Si bien es cierto que el acceso libre de nuestros bienes a los Estados Unidos puede aumentar inicialmente las exportaciones, no es menos cierto que el libre acceso de los productos gringos puede arrasar totalmente con nuestra industria, para no hablar de la agricultura.
El abismo que nos separa del inmenso vecino es astronómico, tanto en tecnología como en capacidad fabril y financiera.
Antes de negociar a las volandas hay que mantener en mente, todo el tiempo, que en esa ALCA soñada, los Estados Unidos representan el 87% del producto bruto, mientras Colombia no llega al 1%. En la asociación del gigante con 22 pigmeos, ¿quién puede contradecir?
Pues bien, si el ALCA fuera simplemente un convenio entre estados soberanos con economías complementarias, como es en buena parte la CEE, el carácter hegemónico del Gran Hermano no sería tan apabullante. Pero el ALCA está concebido como una especie de anexión económica de los tributarios de los Estados Unidos, hacia la cual avanzamos alborozadamente sin mayor deliberación.
Desde luego el ALCA no suma la anexión política a la económica, porque una vez que ésta se suscriba (o el TLC) los latinos no entrarán más fácilmente a los Estados Unidos ni la suerte de nuestros inmigrantes en ese país será más benévola.
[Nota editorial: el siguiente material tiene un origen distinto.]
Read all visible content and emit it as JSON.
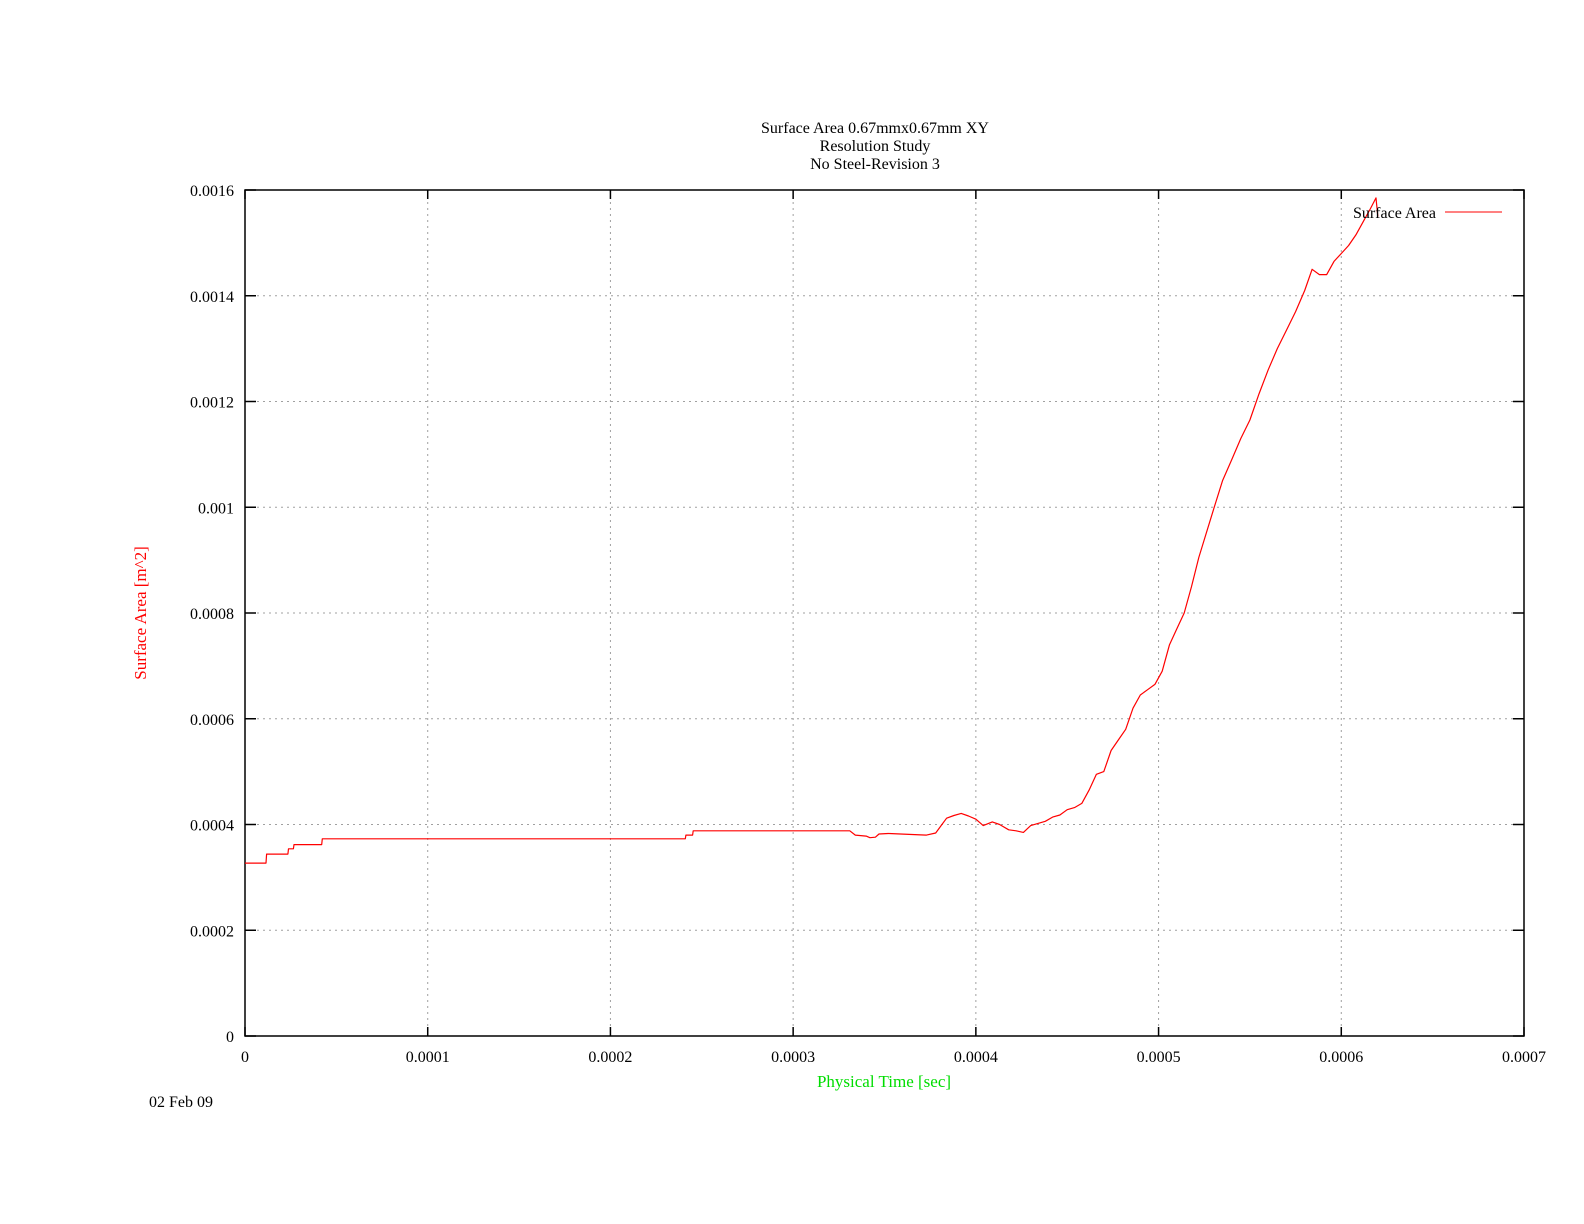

La libre circulación de bienes y servicios no irá acompañada de ninguna gabela para los hispanoparlantes.
Llegados a este punto vemos con claridad cómo el ALCA responde a un designio imperial de corte neoliberal, mientras no sea negociado sobre postulados diferentes, para lo cual sería necesaria una actitud común en todos los gobiernos latinoamericanos, iluminada por consideraciones en torno al deber ser de las relaciones internacionales.
Cedo entonces la palabra al economista mexicano Alberto Arroyo Picard, autor del libro Resultados del Tratado de Libre Comercio de América del Norte en México: lecciones para las negociaciones del ALCA, quien explica los efectos de los tratados de libre comercio sobre el derecho constitucional real: “los tratados de libre comercio buscan en el fondo convertir en ley supranacional el modelo neoliberal…”
Por eso, a continuación, cita al exdirector general de la OMC, Renato Ruggiero quien afirma: “la negociación de acuerdos internacionales de inversión es como redactar la Constitución de la economía en un solo mundo”. Acota luego Arroyo que “en el sentido legal del término, garantizan derechos al capital y prácticamente no imponen obligaciones: estos acuerdos delimitan lo que los estados pueden o no hacer. En adelante, las decisiones fundamentales de la política y las estrategias económicas ya no corresponderán a las instituciones de cada país. Se fijan en una ley supranacional”. Lo anterior le permite llegar a esta inexorable conclusión: “los tratados de libre comercio sacan del ámbito de las instituciones democráticas representativas la orientación de la economía”(porque) cada vez tienen menos qué ver con el nivel de vida, con la posibilidad de empleo, el derecho a la salud, a la educación, etc. Todo esto ya no se decide por los que el (ciudadano) elige”.